Andrew Florko
Andrew Florko

Reputation: 7750

WinForms: object data source usage best practice

I want to bind list of business objects to Winforms control (DataGridview, ComboBox, e.t.c.).

There are several approaches to do that:

I can create wrapper classes for business objects and override their ToString method implementation. That will work nice for ComboBox, ListBox Items.(Add|AddRange) methods.

But this will not work for DataGridView. It requires ObjectDataSource to tune columns in a designer mode.

As there should be ObjectDataSources (for DataGridViews) and wrapper classes I decided to leave only one approach. The ObjectDataSource one.

Now I have ObjectDataSources for databinding. When I use wizard it adds property to a form that I can use like the following:

MyObjectDataSoure.DataSource = list-of-entities;

That populates underlying winforms control. But I can also assign list of entities directly to datasource property of control and population will be the same.
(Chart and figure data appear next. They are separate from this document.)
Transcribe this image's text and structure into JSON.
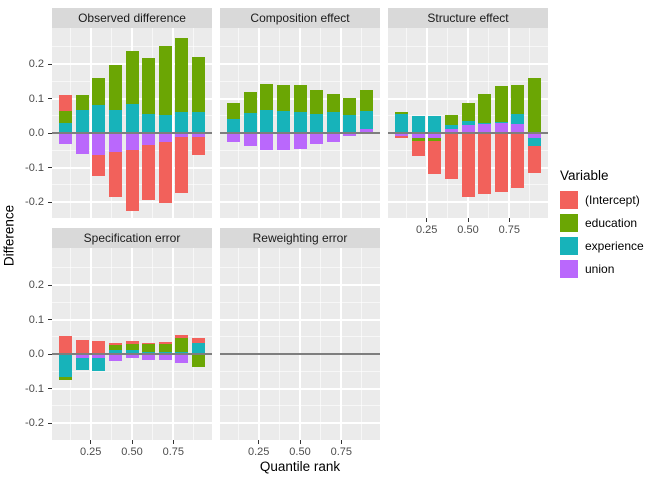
{
  "chart_data": {
    "type": "bar",
    "subtype": "stacked-faceted-bar",
    "title": "",
    "xlabel": "Quantile rank",
    "ylabel": "Difference",
    "legend_title": "Variable",
    "legend_position": "right",
    "grid": true,
    "zero_line": true,
    "categories": [
      0.1,
      0.2,
      0.3,
      0.4,
      0.5,
      0.6,
      0.7,
      0.8,
      0.9
    ],
    "x_tick_labels": [
      "0.25",
      "0.50",
      "0.75"
    ],
    "x_tick_values": [
      0.25,
      0.5,
      0.75
    ],
    "y_tick_labels": [
      "0.2",
      "0.1",
      "0.0",
      "-0.1",
      "-0.2"
    ],
    "y_tick_values": [
      0.2,
      0.1,
      0.0,
      -0.1,
      -0.2
    ],
    "y_minor_values": [
      0.25,
      0.15,
      0.05,
      -0.05,
      -0.15,
      -0.25
    ],
    "x_minor_values": [
      0.125,
      0.375,
      0.625,
      0.875
    ],
    "ylim": [
      -0.25,
      0.305
    ],
    "xlim": [
      0.016,
      0.984
    ],
    "stack_order": [
      "union",
      "experience",
      "education",
      "(Intercept)"
    ],
    "variables": [
      {
        "name": "(Intercept)",
        "color": "#F2615B"
      },
      {
        "name": "education",
        "color": "#6BA604"
      },
      {
        "name": "experience",
        "color": "#17B3BA"
      },
      {
        "name": "union",
        "color": "#BA68FC"
      }
    ],
    "facets": [
      {
        "title": "Observed difference",
        "series": [
          {
            "name": "(Intercept)",
            "values": [
              0.044,
              0.0,
              -0.06,
              -0.131,
              -0.178,
              -0.161,
              -0.177,
              -0.163,
              -0.052
            ]
          },
          {
            "name": "education",
            "values": [
              0.037,
              0.044,
              0.079,
              0.128,
              0.154,
              0.161,
              0.198,
              0.214,
              0.157
            ]
          },
          {
            "name": "experience",
            "values": [
              0.028,
              0.067,
              0.08,
              0.068,
              0.085,
              0.056,
              0.053,
              0.062,
              0.062
            ]
          },
          {
            "name": "union",
            "values": [
              -0.031,
              -0.06,
              -0.064,
              -0.054,
              -0.048,
              -0.034,
              -0.025,
              -0.012,
              -0.012
            ]
          }
        ]
      },
      {
        "title": "Composition effect",
        "series": [
          {
            "name": "(Intercept)",
            "values": [
              0.0,
              0.0,
              0.0,
              0.0,
              0.0,
              0.0,
              0.0,
              0.0,
              0.0
            ]
          },
          {
            "name": "education",
            "values": [
              0.045,
              0.062,
              0.074,
              0.075,
              0.078,
              0.068,
              0.053,
              0.049,
              0.061
            ]
          },
          {
            "name": "experience",
            "values": [
              0.042,
              0.057,
              0.068,
              0.064,
              0.061,
              0.056,
              0.061,
              0.053,
              0.053
            ]
          },
          {
            "name": "union",
            "values": [
              -0.025,
              -0.039,
              -0.049,
              -0.048,
              -0.046,
              -0.033,
              -0.025,
              -0.01,
              0.012
            ]
          }
        ]
      },
      {
        "title": "Structure effect",
        "series": [
          {
            "name": "(Intercept)",
            "values": [
              -0.006,
              -0.043,
              -0.096,
              -0.133,
              -0.186,
              -0.178,
              -0.171,
              -0.16,
              -0.079
            ]
          },
          {
            "name": "education",
            "values": [
              0.006,
              -0.009,
              -0.008,
              0.031,
              0.052,
              0.084,
              0.102,
              0.084,
              0.158
            ]
          },
          {
            "name": "experience",
            "values": [
              0.055,
              0.049,
              0.049,
              0.01,
              0.012,
              0.004,
              0.002,
              0.029,
              -0.023
            ]
          },
          {
            "name": "union",
            "values": [
              -0.008,
              -0.015,
              -0.014,
              0.012,
              0.022,
              0.026,
              0.031,
              0.026,
              -0.014
            ]
          }
        ]
      },
      {
        "title": "Specification error",
        "series": [
          {
            "name": "(Intercept)",
            "values": [
              0.053,
              0.041,
              0.038,
              0.007,
              0.008,
              0.002,
              0.006,
              0.011,
              0.014
            ]
          },
          {
            "name": "education",
            "values": [
              -0.009,
              0.0,
              0.0,
              0.013,
              0.018,
              0.022,
              0.022,
              0.038,
              -0.038
            ]
          },
          {
            "name": "experience",
            "values": [
              -0.066,
              -0.034,
              -0.035,
              0.013,
              0.012,
              0.007,
              0.007,
              0.007,
              0.032
            ]
          },
          {
            "name": "union",
            "values": [
              0.0,
              -0.012,
              -0.013,
              -0.019,
              -0.013,
              -0.016,
              -0.016,
              -0.026,
              0.0
            ]
          }
        ]
      },
      {
        "title": "Reweighting error",
        "series": [
          {
            "name": "(Intercept)",
            "values": [
              0.0,
              0.0,
              0.0,
              0.0,
              0.0,
              0.0,
              0.0,
              0.0,
              0.0
            ]
          },
          {
            "name": "education",
            "values": [
              0.0,
              0.0,
              0.0,
              0.0,
              0.0,
              0.0,
              0.0,
              0.0,
              0.0
            ]
          },
          {
            "name": "experience",
            "values": [
              0.0,
              0.0,
              0.0,
              0.0,
              0.0,
              0.0,
              0.0,
              0.0,
              0.0
            ]
          },
          {
            "name": "union",
            "values": [
              0.0,
              0.0,
              0.0,
              0.0,
              0.0,
              0.0,
              0.0,
              0.0,
              0.0
            ]
          }
        ]
      }
    ]
  },
  "theme_colors": {
    "panel_background": "#EBEBEB",
    "strip_background": "#D9D9D9",
    "grid_major": "#FFFFFF",
    "zero_line": "#7E7E7E",
    "tick_text": "#4D4D4D",
    "axis_text": "#000000"
  }
}
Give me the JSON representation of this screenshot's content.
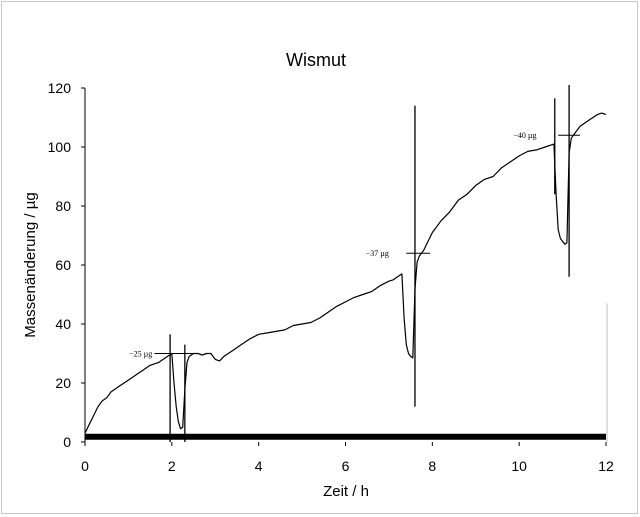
{
  "chart_data": {
    "type": "line",
    "title": "Wismut",
    "xlabel": "Zeit / h",
    "ylabel": "Massenänderung /  µg",
    "xlim": [
      0,
      12
    ],
    "ylim": [
      0,
      120
    ],
    "x_ticks": [
      "0",
      "2",
      "4",
      "6",
      "8",
      "10",
      "12"
    ],
    "y_ticks": [
      "0",
      "20",
      "40",
      "60",
      "80",
      "100",
      "120"
    ],
    "grid": false,
    "legend": "none",
    "line_color": "#000000",
    "series": [
      {
        "x": [
          0.0,
          0.1,
          0.2,
          0.3,
          0.4,
          0.5,
          0.6,
          0.7,
          0.8,
          0.9,
          1.0,
          1.1,
          1.2,
          1.3,
          1.4,
          1.5,
          1.6,
          1.7,
          1.8,
          1.9,
          1.95,
          2.0,
          2.05,
          2.1,
          2.15,
          2.2,
          2.25,
          2.3,
          2.35,
          2.4,
          2.5,
          2.6,
          2.7,
          2.8,
          2.9,
          3.0,
          3.1,
          3.2,
          3.4,
          3.6,
          3.8,
          4.0,
          4.2,
          4.4,
          4.6,
          4.8,
          5.0,
          5.2,
          5.4,
          5.6,
          5.8,
          6.0,
          6.2,
          6.4,
          6.6,
          6.8,
          7.0,
          7.1,
          7.2,
          7.3,
          7.35,
          7.4,
          7.45,
          7.5,
          7.55,
          7.6,
          7.65,
          7.7,
          7.75,
          7.8,
          7.9,
          8.0,
          8.2,
          8.4,
          8.6,
          8.8,
          9.0,
          9.2,
          9.4,
          9.6,
          9.8,
          10.0,
          10.2,
          10.4,
          10.6,
          10.8,
          10.85,
          10.9,
          10.95,
          11.0,
          11.05,
          11.1,
          11.15,
          11.2,
          11.25,
          11.3,
          11.4,
          11.5,
          11.6,
          11.7,
          11.8,
          11.9,
          12.0
        ],
        "y": [
          3,
          6,
          9,
          12,
          14,
          15,
          17,
          18,
          19,
          20,
          21,
          22,
          23,
          24,
          25,
          26,
          26.5,
          27,
          28,
          29,
          29.5,
          30,
          20,
          12,
          7,
          4.5,
          5,
          18,
          27,
          29,
          30,
          30,
          29.5,
          30,
          30,
          28,
          27.5,
          29,
          31,
          33,
          35,
          36.5,
          37,
          37.5,
          38,
          39.5,
          40,
          40.5,
          42,
          44,
          46,
          47.5,
          49,
          50,
          51,
          53,
          54.5,
          55,
          56,
          57,
          42,
          33,
          30,
          29,
          28.5,
          52,
          61,
          63,
          64,
          65,
          68,
          71,
          75,
          78,
          82,
          84,
          87,
          89,
          90,
          93,
          95,
          97,
          98.5,
          99,
          100,
          101,
          84,
          72,
          69,
          68,
          67,
          67.5,
          98,
          103,
          104,
          105,
          107,
          108,
          109,
          110,
          111,
          111.5,
          111
        ]
      }
    ],
    "vertical_markers": [
      {
        "x": 1.96,
        "ymin": 0,
        "ymax": 36.5
      },
      {
        "x": 2.3,
        "ymin": 0,
        "ymax": 33
      },
      {
        "x": 7.6,
        "ymin": 12,
        "ymax": 114
      },
      {
        "x": 10.82,
        "ymin": 84,
        "ymax": 116.5
      },
      {
        "x": 11.15,
        "ymin": 56,
        "ymax": 121
      }
    ],
    "annotations": [
      {
        "text": "−25 µg",
        "x": 1.55,
        "y": 30,
        "seg": [
          1.6,
          2.55
        ]
      },
      {
        "text": "−37 µg",
        "x": 7.0,
        "y": 64,
        "seg": [
          7.4,
          7.95
        ]
      },
      {
        "text": "−40 µg",
        "x": 10.4,
        "y": 104,
        "seg": [
          10.9,
          11.4
        ]
      }
    ],
    "baseline": {
      "y": 1.8,
      "color": "#000000"
    }
  }
}
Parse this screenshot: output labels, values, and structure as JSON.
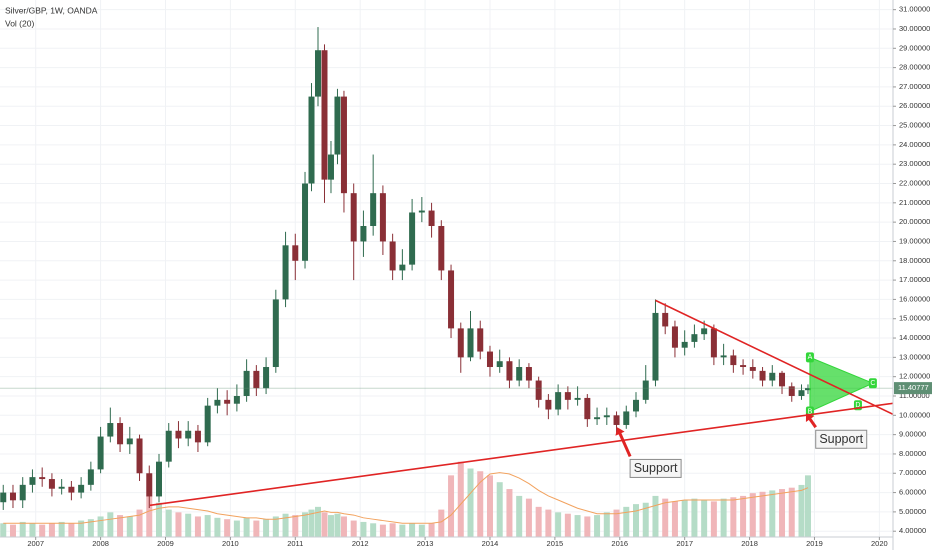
{
  "chart_data": {
    "type": "candlestick",
    "title": "Silver/GBP, 1W, OANDA",
    "subtitle": "Vol (20)",
    "xlim": [
      2006.45,
      2020.21
    ],
    "ylim": [
      3.7,
      31.5
    ],
    "volume_lim": [
      0,
      100
    ],
    "grid": true,
    "up_color": "#2f6b4f",
    "down_color": "#8a2f36",
    "volume_up_color": "#b5dcc7",
    "volume_down_color": "#f0b6b9",
    "volume_ma_color": "#f2a25e",
    "xticks": [
      2007,
      2008,
      2009,
      2010,
      2011,
      2012,
      2013,
      2014,
      2015,
      2016,
      2017,
      2018,
      2019,
      2020
    ],
    "yticks": [
      {
        "value": 4,
        "label": "4.00000"
      },
      {
        "value": 5,
        "label": "5.00000"
      },
      {
        "value": 6,
        "label": "6.00000"
      },
      {
        "value": 7,
        "label": "7.00000"
      },
      {
        "value": 8,
        "label": "8.00000"
      },
      {
        "value": 9,
        "label": "9.00000"
      },
      {
        "value": 10,
        "label": "10.00000"
      },
      {
        "value": 11,
        "label": "11.00000"
      },
      {
        "value": 12,
        "label": "12.00000"
      },
      {
        "value": 13,
        "label": "13.00000"
      },
      {
        "value": 14,
        "label": "14.00000"
      },
      {
        "value": 15,
        "label": "15.00000"
      },
      {
        "value": 16,
        "label": "16.00000"
      },
      {
        "value": 17,
        "label": "17.00000"
      },
      {
        "value": 18,
        "label": "18.00000"
      },
      {
        "value": 19,
        "label": "19.00000"
      },
      {
        "value": 20,
        "label": "20.00000"
      },
      {
        "value": 21,
        "label": "21.00000"
      },
      {
        "value": 22,
        "label": "22.00000"
      },
      {
        "value": 23,
        "label": "23.00000"
      },
      {
        "value": 24,
        "label": "24.00000"
      },
      {
        "value": 25,
        "label": "25.00000"
      },
      {
        "value": 26,
        "label": "26.00000"
      },
      {
        "value": 27,
        "label": "27.00000"
      },
      {
        "value": 28,
        "label": "28.00000"
      },
      {
        "value": 29,
        "label": "29.00000"
      },
      {
        "value": 30,
        "label": "30.00000"
      },
      {
        "value": 31,
        "label": "31.00000"
      }
    ],
    "last_price": 11.40777,
    "last_price_color": "#5f8f74",
    "x": [
      2006.5,
      2006.65,
      2006.8,
      2006.95,
      2007.1,
      2007.25,
      2007.4,
      2007.55,
      2007.7,
      2007.85,
      2008.0,
      2008.15,
      2008.3,
      2008.45,
      2008.6,
      2008.75,
      2008.9,
      2009.05,
      2009.2,
      2009.35,
      2009.5,
      2009.65,
      2009.8,
      2009.95,
      2010.1,
      2010.25,
      2010.4,
      2010.55,
      2010.7,
      2010.85,
      2011.0,
      2011.15,
      2011.25,
      2011.35,
      2011.45,
      2011.55,
      2011.65,
      2011.75,
      2011.9,
      2012.05,
      2012.2,
      2012.35,
      2012.5,
      2012.65,
      2012.8,
      2012.95,
      2013.1,
      2013.25,
      2013.4,
      2013.55,
      2013.7,
      2013.85,
      2014.0,
      2014.15,
      2014.3,
      2014.45,
      2014.6,
      2014.75,
      2014.9,
      2015.05,
      2015.2,
      2015.35,
      2015.5,
      2015.65,
      2015.8,
      2015.95,
      2016.1,
      2016.25,
      2016.4,
      2016.55,
      2016.7,
      2016.85,
      2017.0,
      2017.15,
      2017.3,
      2017.45,
      2017.6,
      2017.75,
      2017.9,
      2018.05,
      2018.2,
      2018.35,
      2018.5,
      2018.65,
      2018.8,
      2018.9
    ],
    "open": [
      5.5,
      6.0,
      5.6,
      6.4,
      6.8,
      6.7,
      6.2,
      6.3,
      6.0,
      6.4,
      7.2,
      8.9,
      9.6,
      8.5,
      8.8,
      7.0,
      5.8,
      7.6,
      9.2,
      8.8,
      9.2,
      8.6,
      10.5,
      10.8,
      10.6,
      11.0,
      12.3,
      11.4,
      12.5,
      16.0,
      18.8,
      18.0,
      22.0,
      26.5,
      28.9,
      22.2,
      23.5,
      26.5,
      21.5,
      19.0,
      19.8,
      21.5,
      19.0,
      17.5,
      17.8,
      20.5,
      20.6,
      19.8,
      17.5,
      14.5,
      13.0,
      14.5,
      13.3,
      12.5,
      12.8,
      11.8,
      12.5,
      11.8,
      10.8,
      10.3,
      11.2,
      10.8,
      10.9,
      9.8,
      9.9,
      10.0,
      9.5,
      10.2,
      10.8,
      11.8,
      15.3,
      14.6,
      13.5,
      13.8,
      14.2,
      14.5,
      13.0,
      13.1,
      12.6,
      12.5,
      12.3,
      11.8,
      12.2,
      11.5,
      11.0,
      11.3
    ],
    "high": [
      6.4,
      6.4,
      6.8,
      7.2,
      7.3,
      7.0,
      6.7,
      6.6,
      6.8,
      7.6,
      9.4,
      10.4,
      9.9,
      9.4,
      9.0,
      7.4,
      8.0,
      9.6,
      9.7,
      9.7,
      9.5,
      10.9,
      11.4,
      11.3,
      11.6,
      12.9,
      12.6,
      13.0,
      16.5,
      19.5,
      19.4,
      22.6,
      27.2,
      30.1,
      29.2,
      24.2,
      26.9,
      26.8,
      22.0,
      20.6,
      23.5,
      21.9,
      19.4,
      18.6,
      21.2,
      21.3,
      21.0,
      20.1,
      17.8,
      14.8,
      15.4,
      14.9,
      13.6,
      13.4,
      13.0,
      12.9,
      12.7,
      12.0,
      11.1,
      11.6,
      11.5,
      11.5,
      11.1,
      10.4,
      10.4,
      10.2,
      10.5,
      11.2,
      12.6,
      16.0,
      15.8,
      14.9,
      14.4,
      14.7,
      14.9,
      14.7,
      13.7,
      13.4,
      12.9,
      12.9,
      12.5,
      12.6,
      12.3,
      11.7,
      11.6,
      11.6
    ],
    "low": [
      5.1,
      5.2,
      5.2,
      6.0,
      6.3,
      5.8,
      5.9,
      5.6,
      5.7,
      6.1,
      7.0,
      8.6,
      8.1,
      8.0,
      6.6,
      5.2,
      5.5,
      7.3,
      8.3,
      8.4,
      8.1,
      8.4,
      10.1,
      10.0,
      10.2,
      10.7,
      11.0,
      11.1,
      12.2,
      15.6,
      17.0,
      17.6,
      21.6,
      26.0,
      21.0,
      21.5,
      23.0,
      20.5,
      17.0,
      18.2,
      19.3,
      18.3,
      17.0,
      17.0,
      17.5,
      20.0,
      19.2,
      17.0,
      14.0,
      12.2,
      12.8,
      12.9,
      12.0,
      12.2,
      11.4,
      11.5,
      11.4,
      10.4,
      9.8,
      10.0,
      10.3,
      10.5,
      9.4,
      9.5,
      9.5,
      9.1,
      9.3,
      9.9,
      10.6,
      11.5,
      14.2,
      13.0,
      13.1,
      13.5,
      13.9,
      12.6,
      12.6,
      12.2,
      12.1,
      11.9,
      11.5,
      11.5,
      11.1,
      10.7,
      10.8,
      11.1
    ],
    "close": [
      6.0,
      5.6,
      6.4,
      6.8,
      6.7,
      6.2,
      6.3,
      6.0,
      6.4,
      7.2,
      8.9,
      9.6,
      8.5,
      8.8,
      7.0,
      5.8,
      7.6,
      9.2,
      8.8,
      9.2,
      8.6,
      10.5,
      10.8,
      10.6,
      11.0,
      12.3,
      11.4,
      12.5,
      16.0,
      18.8,
      18.0,
      22.0,
      26.5,
      28.9,
      22.2,
      23.5,
      26.5,
      21.5,
      19.0,
      19.8,
      21.5,
      19.0,
      17.5,
      17.8,
      20.5,
      20.6,
      19.8,
      17.5,
      14.5,
      13.0,
      14.5,
      13.3,
      12.5,
      12.8,
      11.8,
      12.5,
      11.8,
      10.8,
      10.3,
      11.2,
      10.8,
      10.9,
      9.8,
      9.9,
      10.0,
      9.5,
      10.2,
      10.8,
      11.8,
      15.3,
      14.6,
      13.5,
      13.8,
      14.2,
      14.5,
      13.0,
      13.1,
      12.6,
      12.5,
      12.3,
      11.8,
      12.2,
      11.5,
      11.0,
      11.3,
      11.41
    ],
    "volume": [
      10,
      9,
      11,
      10,
      9,
      10,
      11,
      10,
      12,
      13,
      15,
      18,
      16,
      15,
      20,
      30,
      25,
      20,
      18,
      17,
      15,
      16,
      14,
      13,
      12,
      14,
      12,
      13,
      15,
      17,
      16,
      18,
      20,
      22,
      18,
      16,
      17,
      15,
      12,
      11,
      10,
      9,
      10,
      9,
      10,
      9,
      10,
      20,
      45,
      55,
      50,
      48,
      45,
      40,
      35,
      30,
      28,
      22,
      20,
      18,
      17,
      16,
      15,
      16,
      18,
      20,
      22,
      24,
      25,
      30,
      28,
      26,
      27,
      28,
      27,
      26,
      28,
      29,
      30,
      32,
      33,
      34,
      35,
      36,
      38,
      45
    ],
    "volume_ma": [
      10,
      10,
      10,
      10,
      10,
      10,
      10,
      10,
      10,
      11,
      12,
      13,
      14,
      15,
      16,
      19,
      21,
      22,
      22,
      21,
      20,
      19,
      17,
      16,
      15,
      14,
      14,
      13,
      13,
      14,
      15,
      16,
      17,
      18,
      19,
      18,
      18,
      17,
      16,
      14,
      13,
      12,
      11,
      10,
      10,
      10,
      10,
      11,
      16,
      24,
      32,
      40,
      46,
      47,
      46,
      43,
      39,
      34,
      30,
      27,
      24,
      21,
      19,
      17,
      17,
      17,
      18,
      19,
      21,
      23,
      25,
      26,
      27,
      27,
      27,
      27,
      27,
      27,
      28,
      29,
      30,
      31,
      32,
      33,
      34,
      36
    ],
    "trendlines": [
      {
        "color": "#e02424",
        "x1": 2008.76,
        "y1": 5.34,
        "x2": 2020.21,
        "y2": 10.62
      },
      {
        "color": "#e02424",
        "x1": 2016.55,
        "y1": 15.95,
        "x2": 2020.21,
        "y2": 10.05
      }
    ],
    "triangle": {
      "color": "#33d63a",
      "points": [
        {
          "label": "A",
          "x": 2018.93,
          "y": 13.0
        },
        {
          "label": "C",
          "x": 2019.9,
          "y": 11.66
        },
        {
          "label": "B",
          "x": 2018.93,
          "y": 10.2
        }
      ],
      "extra_label": {
        "label": "D",
        "x": 2019.67,
        "y": 10.52
      }
    },
    "annotations": [
      {
        "text": "Support",
        "x": 2016.19,
        "y": 7.25,
        "tip_x": 2015.96,
        "tip_y": 9.38
      },
      {
        "text": "Support",
        "x": 2019.05,
        "y": 8.76,
        "tip_x": 2018.87,
        "tip_y": 10.1
      }
    ]
  }
}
 MyWinformsControl.DataSource = list-of-entities

Yes, now I am without ObjectDataSource events, but may be there is something more general I miss? Should I avoid listening to winforms events (selection changed, user adding a row) and use object data source ones?

What is the best practice to use object datasources and it's events ?

Thank you in advance!

Upvotes: 3

Views: 4867

Answers (1)

Nicole Calinoiu
Nicole Calinoiu

Reputation: 21002

First of all, do not bind a Window Forms form or control directly to your data objects. There are several known bugs (e.g.: https://connect.microsoft.com/VisualStudio/feedback/details/92260/datagrid-memory-leak-resulted-from-failed-clear-of-databind) involving a failure of the Windows Forms binding mechanism to properly release objects under direct binding. Instead, always bind via a BindingSource, which will allow your objects to be released for garbage collection if they are not in use elsewhere.

As for the rest, I would recommend keeping the binding mechanism as simple as you can overall. If you need to add object data sources for some particular circumstances such as the DataGridView design-time support, do so only for those cases. One of these days, you might end up using an alternate grid control that does not have a similar limitation, and it would be mighty inconvenient to be stuck with an overly complex overall binding pattern just because of a problem that you don't even have anymore.